Não sou nojenta. Adoro corações com bolor, alguns trago para casa e cuido até que sarem.
Eu sinto saudades antes de partir, acredito em suspiros eternos com ênfase maior que qualquer frase, tenho soluços altos e costumo gargalhar enquanto acontecem, e prefiro pessoas doídas às vazias.
Minha mãe poderia ter me dado vinte nomes que eu os aproveitaria igual. A cada pessoa que conhecesse, me faria um nome diferente. E mesmo com toda a confusão, não perderia o foco. Saberia quando estivessem chamando.
Costumo fazer meu riso mais marcante que meu choro. Quando sorrio, o faço alto. Quando choro, escondo-me.
Sou mais branca que uma vela e, vez ou outra fecho os olhos e camuflo-me entre as paredes, para que ninguém me encontre.
Tenho uma preguiça que me finda, mas quero viver, e não ver a vida passar na janela.



Sofrer:

s. m., Ornit., Brasil,
Pássaro amarelo de cabeça, cauda e asas pretas e cujo canto imita a pronúncia do seu nome.

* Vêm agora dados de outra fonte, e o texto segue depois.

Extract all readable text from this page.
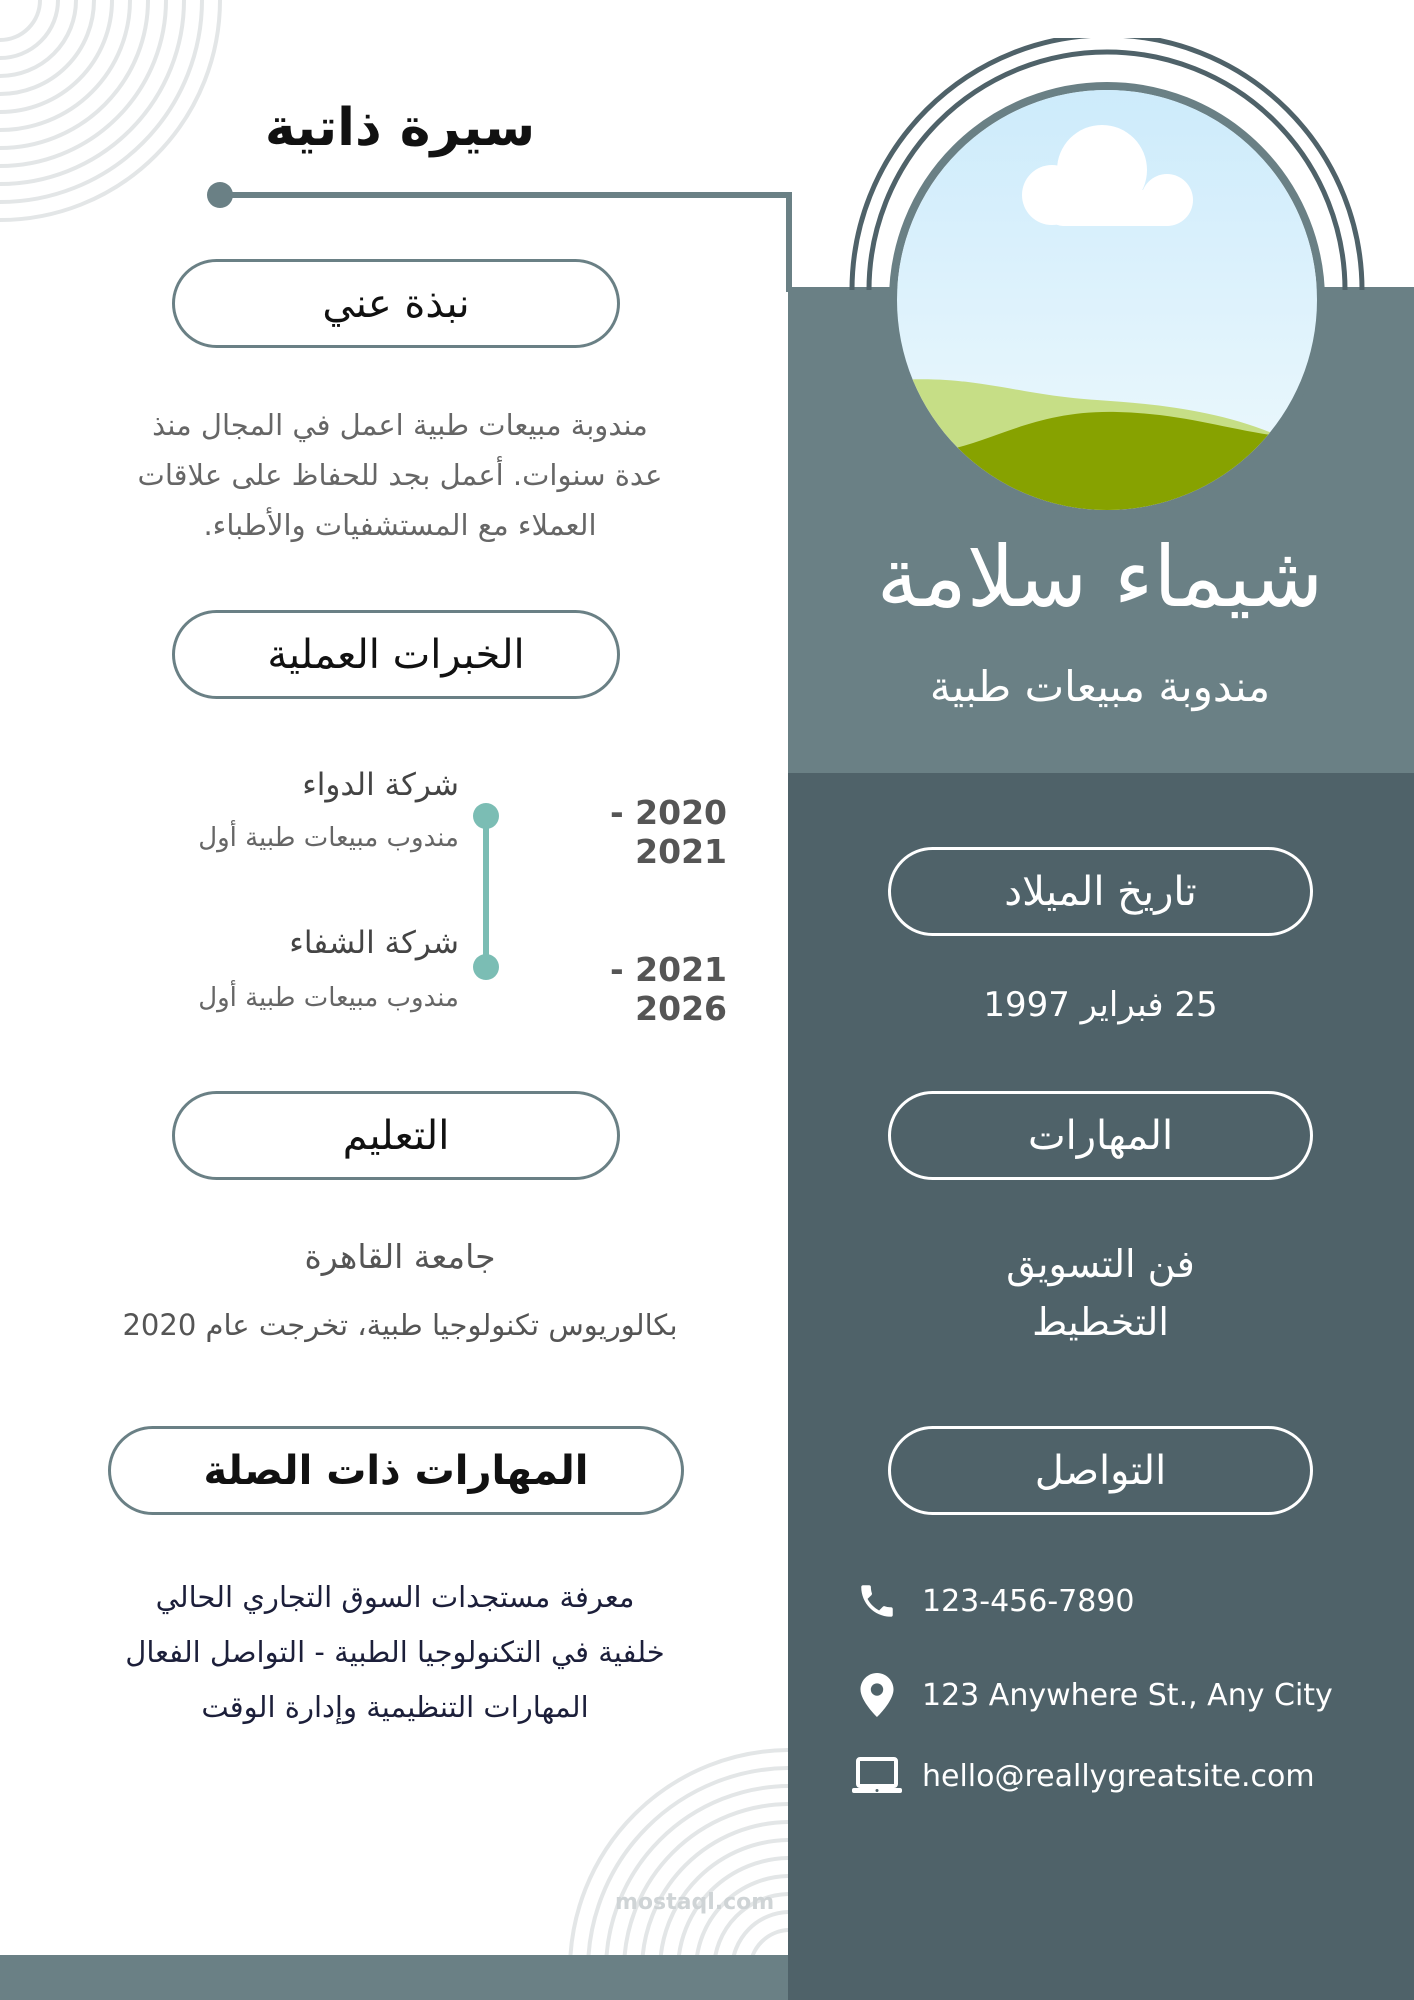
سيرة ذاتية
نبذة عني
مندوبة مبيعات طبية اعمل في المجال منذ
عدة سنوات. أعمل بجد للحفاظ على علاقات
العملاء مع المستشفيات والأطباء.
الخبرات العملية
2020 - 2021
شركة الدواء
مندوب مبيعات طبية أول
2021 - 2026
شركة الشفاء
مندوب مبيعات طبية أول
التعليم
جامعة القاهرة
بكالوريوس تكنولوجيا طبية، تخرجت عام 2020
المهارات ذات الصلة
معرفة مستجدات السوق التجاري الحالي
خلفية في التكنولوجيا الطبية - التواصل الفعال
المهارات التنظيمية وإدارة الوقت
شيماء سلامة
مندوبة مبيعات طبية
تاريخ الميلاد
25 فبراير 1997
المهارات
فن التسويق
التخطيط
التواصل
123-456-7890
123 Anywhere St., Any City
hello@reallygreatsite.com
mostaql.com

quarta-feira, 26 de março de 2008

Carmin nos pés, framboesas nas mãos.

Quando chegou da aula, Adélia, que não é acostumada com certas coisas, encontrou na caixa de correio uma carta. Não havia remetente ou coisa qualquer nela, apenas o nome do destinatário.

28/03/08

Querida Adélia,
a vida tem sido justa demais comigo. Tudo tem um ar melancólico, de nostalgia. Ao mesmo tempo tudo é amargo.
Não só isso, Adélia. Ela tem sido injusta contigo. Não só por teres me perdido, por me deixares assim, solta. Mas também por pensares que o mundo vai sempre te pegar com as duas mãos sem nunca te deixar cair. Isso é ilusão.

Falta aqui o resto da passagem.